Saturday, December 11, 2010

Phononyms in Python

If you use a mobile phone to send SMSs, and you use predictive text, you will probably notice that sometimes you type a word, e.g. 'HOME' and the predictive text thinks you are trying to type 'GOOD' since both HOME and GOOD are represented by 4663.

Recently a friend at work was suggesting a good name for these words that are equivalent on a mobile phone would be Nokianym. I think that I came up with phononym and found that other people on the internet had already thought of the same term.

Anyway, for me, coming up with a Python program to find all such words in a dictionary was a more interesting problem. So, here's my Python script that, given a dictionary and the layout of a keyboard, will find all words that have an equivalent numerical representation.
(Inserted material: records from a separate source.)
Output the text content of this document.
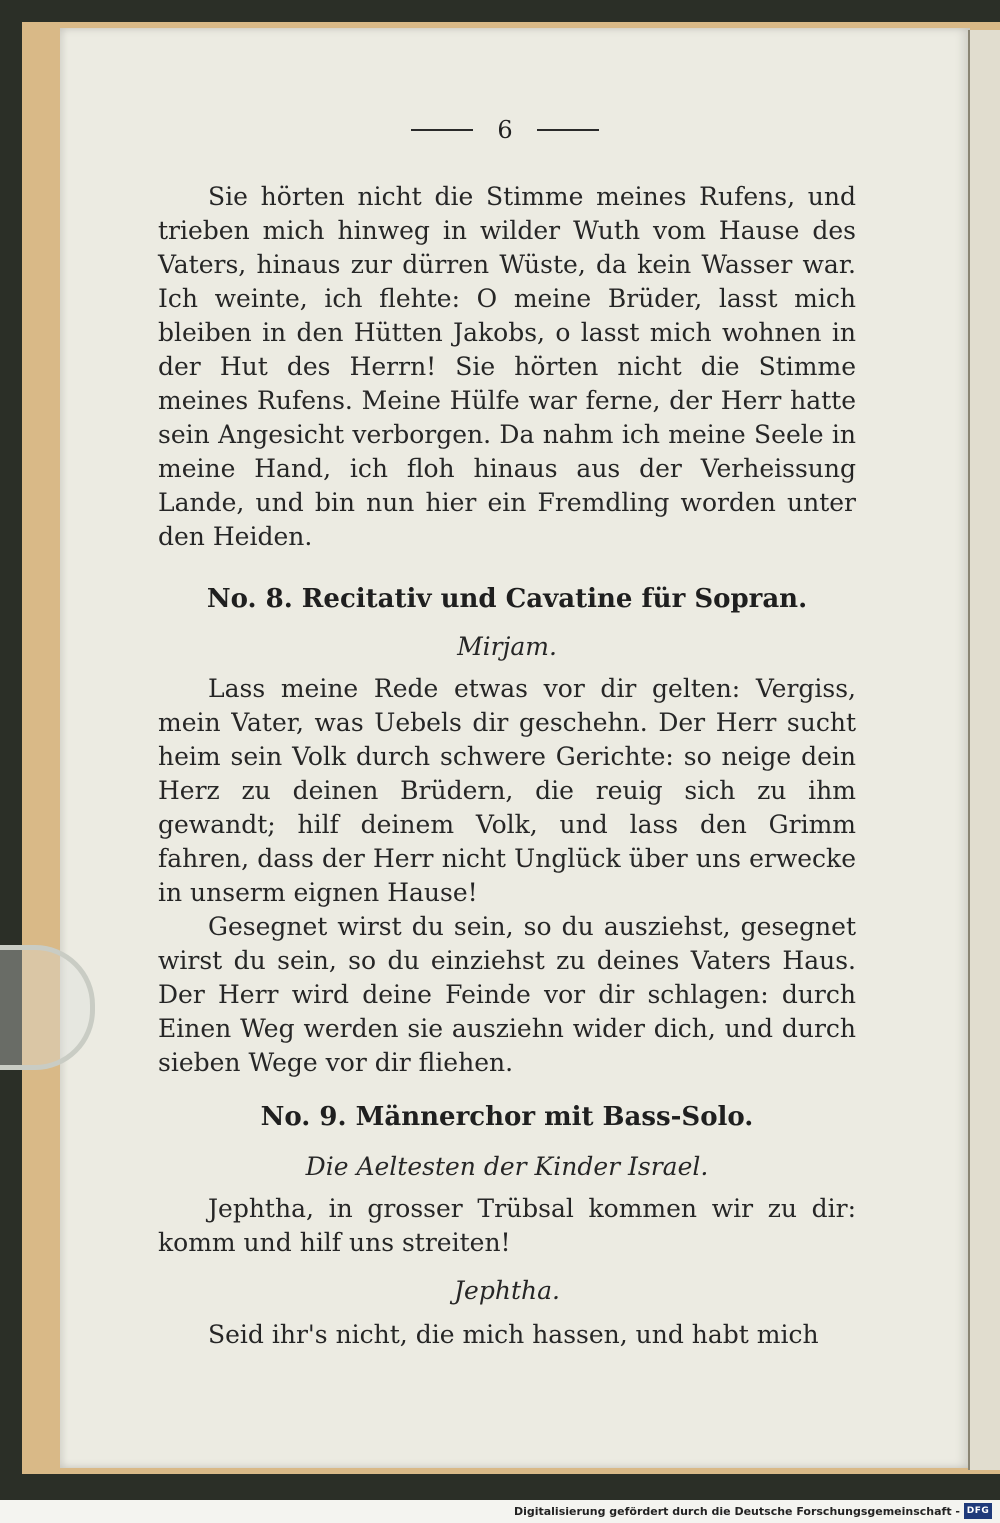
6
Sie hörten nicht die Stimme meines Rufens, und trieben mich hinweg in wilder Wuth vom Hause des Vaters, hinaus zur dürren Wüste, da kein Wasser war. Ich weinte, ich flehte: O meine Brüder, lasst mich bleiben in den Hütten Jakobs, o lasst mich wohnen in der Hut des Herrn! Sie hörten nicht die Stimme meines Rufens. Meine Hülfe war ferne, der Herr hatte sein Angesicht verborgen. Da nahm ich meine Seele in meine Hand, ich floh hinaus aus der Verheissung Lande, und bin nun hier ein Fremdling worden unter den Heiden.
No. 8. Recitativ und Cavatine für Sopran.
Mirjam.
Lass meine Rede etwas vor dir gelten: Vergiss, mein Vater, was Uebels dir geschehn. Der Herr sucht heim sein Volk durch schwere Gerichte: so neige dein Herz zu deinen Brüdern, die reuig sich zu ihm gewandt; hilf deinem Volk, und lass den Grimm fahren, dass der Herr nicht Unglück über uns erwecke in unserm eignen Hause!
Gesegnet wirst du sein, so du ausziehst, gesegnet wirst du sein, so du einziehst zu deines Vaters Haus. Der Herr wird deine Feinde vor dir schlagen: durch Einen Weg werden sie ausziehn wider dich, und durch sieben Wege vor dir fliehen.
No. 9. Männerchor mit Bass-Solo.
Die Aeltesten der Kinder Israel.
Jephtha, in grosser Trübsal kommen wir zu dir: komm und hilf uns streiten!
Jephtha.
Seid ihr's nicht, die mich hassen, und habt mich
Digitalisierung gefördert durch die Deutsche Forschungsgemeinschaft - DFG
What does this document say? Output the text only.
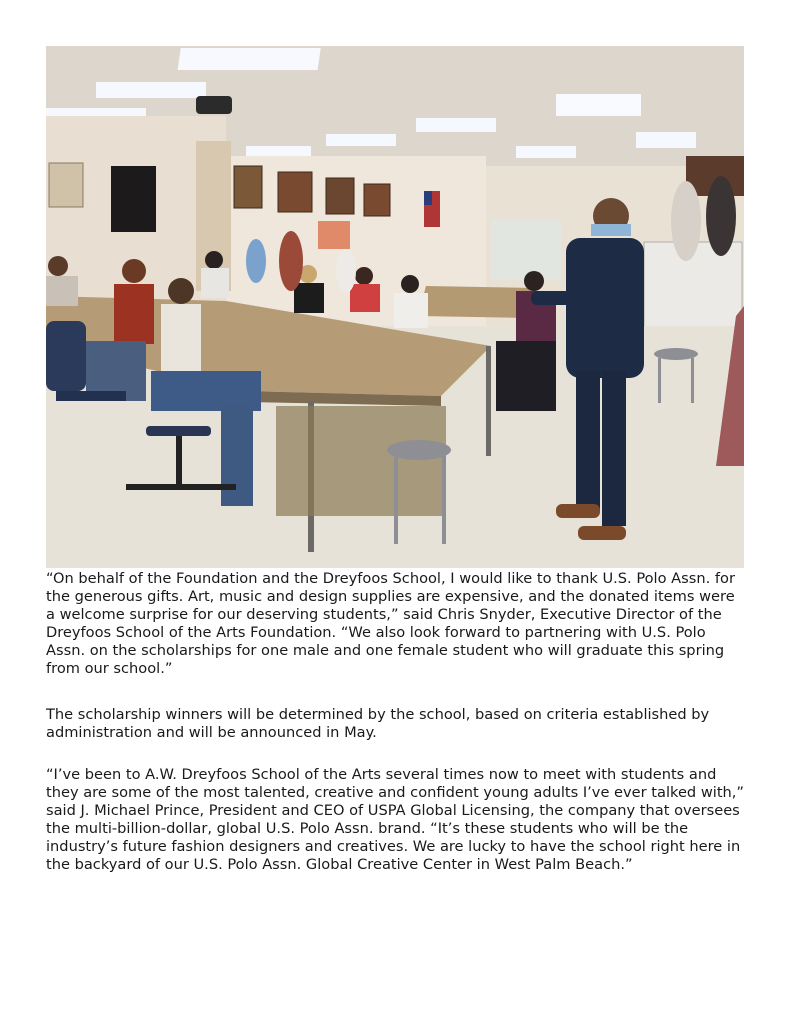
“On behalf of the Foundation and the Dreyfoos School, I would like to thank U.S. Polo Assn. for the generous gifts. Art, music and design supplies are expensive, and the donated items were a welcome surprise for our deserving students,” said Chris Snyder, Executive Director of the Dreyfoos School of the Arts Foundation. “We also look forward to partnering with U.S. Polo Assn. on the scholarships for one male and one female student who will graduate this spring from our school.”

The scholarship winners will be determined by the school, based on criteria established by administration and will be announced in May.

“I’ve been to A.W. Dreyfoos School of the Arts several times now to meet with students and they are some of the most talented, creative and confident young adults I’ve ever talked with,” said J. Michael Prince, President and CEO of USPA Global Licensing, the company that oversees the multi-billion-dollar, global U.S. Polo Assn. brand. “It’s these students who will be the industry’s future fashion designers and creatives. We are lucky to have the school right here in the backyard of our U.S. Polo Assn. Global Creative Center in West Palm Beach.”
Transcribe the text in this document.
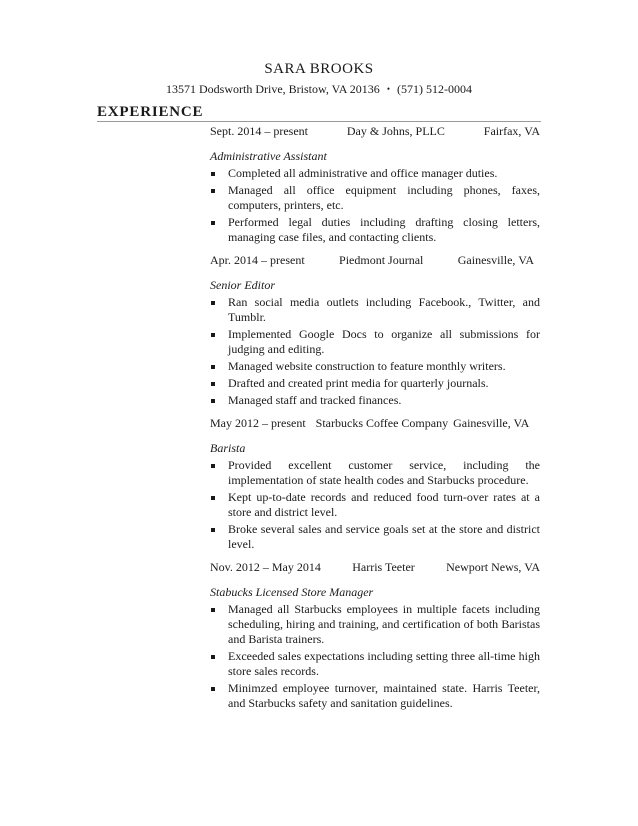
SARA BROOKS
13571 Dodsworth Drive, Bristow, VA 20136 • (571) 512-0004
EXPERIENCE
Sept. 2014 – present	Day & Johns, PLLC	Fairfax, VA
Administrative Assistant
Completed all administrative and office manager duties.
Managed all office equipment including phones, faxes, computers, printers, etc.
Performed legal duties including drafting closing letters, managing case files, and contacting clients.
Apr. 2014 – present	Piedmont Journal	Gainesville, VA
Senior Editor
Ran social media outlets including Facebook., Twitter, and Tumblr.
Implemented Google Docs to organize all submissions for judging and editing.
Managed website construction to feature monthly writers.
Drafted and created print media for quarterly journals.
Managed staff and tracked finances.
May 2012 – present Starbucks Coffee Company Gainesville, VA
Barista
Provided excellent customer service, including the implementation of state health codes and Starbucks procedure.
Kept up-to-date records and reduced food turn-over rates at a store and district level.
Broke several sales and service goals set at the store and district level.
Nov. 2012 – May 2014	Harris Teeter	Newport News, VA
Stabucks Licensed Store Manager
Managed all Starbucks employees in multiple facets including scheduling, hiring and training, and certification of both Baristas and Barista trainers.
Exceeded sales expectations including setting three all-time high store sales records.
Minimzed employee turnover, maintained state. Harris Teeter, and Starbucks safety and sanitation guidelines.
dictionary = '/usr/share/dict/words'

nokia = {'a':2, 'b':2, 'c':2,
    'd':3, 'e':3, 'f':3,
    'g':4, 'h':4, 'i':4,
    'j':5, 'k':5, 'l':5,
    'm':6, 'n':6, 'o':6,
    'p':7, 'q':7, 'r':7, 's':7,
    't':8, 'u':8, 'v':8,
    'w':9, 'x':9, 'y':9, 'z':9

def get_val(word):
    result = 0
    word = word.lower()
    for c in word:
        if nokia.has_key(c):
            result = result * 10 + nokia[c]
    return result        

phononyms = {}
for word in open(dictionary):
    word = word.rstrip('\n\r')
    val = get_val(word)
    if (not phononyms.has_key(val)):
        phononyms[val] = [] 

print [phononyms[val] for val in phononyms.keys() if len(phononyms[val]) > 1]


  1. You seem to have an extra line in the code that causes an error in a straight cut and paste.

    word = word.rstrip('\n\r')

    val = get_val(word)

  2. You probably need to expand your nokia array to cope with the ['over-greedy', 'overgreedy'] matches.

  3. @Griff: I tried to copy and paste on my iMac. I use Vim and it appears to work. I'll remove the blank line, though - thanks.